Polman's selection has overall been hailed by the investment community. According to a Reuters story in Forbes,
"Paul Polman is probably the best candidate in the world to become CEO of Unilever. With hindsight, he was probably the only logical choice," said independent analyst James Amoroso."I think they've made an excellent appointment ... They've really scored a home run here," said Martin Deboo of Investec.... Analyst Virginia Heeribout at Natixis Securities said, "Mr Polman has a reputation as having a highly positive influence on Nestle's stance towards investors."... "Investors will warm to this decision as Polman's shareholder friendliness has been proven during his short term as CFO of Nestle. He is also an extremely open, honest and likeable personality," said Amoroso.

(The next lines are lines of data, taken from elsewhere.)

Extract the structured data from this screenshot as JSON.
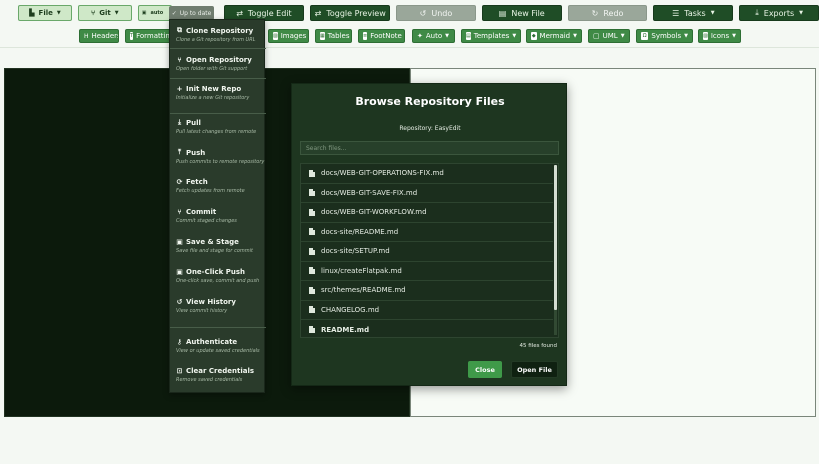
{
  "toolbar": {
    "file_label": "File",
    "git_label": "Git",
    "mode_label": "auto",
    "status_label": "Up to date",
    "toggle_edit": "Toggle Edit",
    "toggle_preview": "Toggle Preview",
    "undo": "Undo",
    "new_file": "New File",
    "redo": "Redo",
    "tasks": "Tasks",
    "exports": "Exports"
  },
  "insert_bar": {
    "headers": "Headers",
    "formatting": "Formatting",
    "images": "Images",
    "tables": "Tables",
    "footnote": "FootNote",
    "auto": "Auto",
    "templates": "Templates",
    "mermaid": "Mermaid",
    "uml": "UML",
    "symbols": "Symbols",
    "icons": "Icons"
  },
  "git_menu": {
    "items": [
      {
        "title": "Clone Repository",
        "desc": "Clone a Git repository from URL"
      },
      {
        "title": "Open Repository",
        "desc": "Open folder with Git support"
      },
      {
        "title": "Init New Repo",
        "desc": "Initialize a new Git repository"
      },
      {
        "title": "Pull",
        "desc": "Pull latest changes from remote"
      },
      {
        "title": "Push",
        "desc": "Push commits to remote repository"
      },
      {
        "title": "Fetch",
        "desc": "Fetch updates from remote"
      },
      {
        "title": "Commit",
        "desc": "Commit staged changes"
      },
      {
        "title": "Save & Stage",
        "desc": "Save file and stage for commit"
      },
      {
        "title": "One-Click Push",
        "desc": "One-click save, commit and push"
      },
      {
        "title": "View History",
        "desc": "View commit history"
      },
      {
        "title": "Authenticate",
        "desc": "View or update saved credentials"
      },
      {
        "title": "Clear Credentials",
        "desc": "Remove saved credentials"
      }
    ]
  },
  "modal": {
    "title": "Browse Repository Files",
    "repo_text": "Repository: EasyEdit",
    "search_placeholder": "Search files...",
    "files": [
      "docs/WEB-GIT-OPERATIONS-FIX.md",
      "docs/WEB-GIT-SAVE-FIX.md",
      "docs/WEB-GIT-WORKFLOW.md",
      "docs-site/README.md",
      "docs-site/SETUP.md",
      "linux/createFlatpak.md",
      "src/themes/README.md",
      "CHANGELOG.md",
      "README.md"
    ],
    "count_text": "45 files found",
    "close_label": "Close",
    "open_label": "Open File"
  }
}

According to a piece by Vidya Ram of Forbes Marketscan,
"It's very positive that they have appointed another external person. The company has been lagging in performance over the past few years and needs someone who will be more aggressive than the insiders at Unilever," said Keijser Capital analyst Nico Van Geest. Last year Unilever appointed Jim Lawrence, former vice chairman at General Mills, as its chief financial officer, and Michael Treschow of home appliance maker Electrolux, as its chairman.Geest said that investors were hoping that Polman, 52, would oversee a large share buyback program, having launched a $21.0 billion share buyback at Nestle last year. Unilever has already been implementing a number of changes including cost cutting, but there is need for more change, said Geest. These include being more aggressive in pricing, gaining more market share in emerging markets and in the United States, where Proctor & Gamble currently dominates.
According to a story by Celeste Perri and Jeroen Molenaar of Bloomberg,
"I'm glad Polman's coming,'' said Felix Lanters, who helps manage about 12.5 billion euros ($18.1 billion) including Unilever shares at Amsterdam-based Theodoor Gilissen Bankiers NV. "Unilever's stock hasn't been doing too well lately. This could be a kickstart."
All indications excluding the comments from analysts and the company's own spin on its decision to choose Polman appear to be in the right direction. As the laggard of the big three consumer products manufacturers, Unilever needs a more aggressive management and a better understanding of the fundamentals. Polman with the help of the chairman and others on the management team can make a difference at the firm.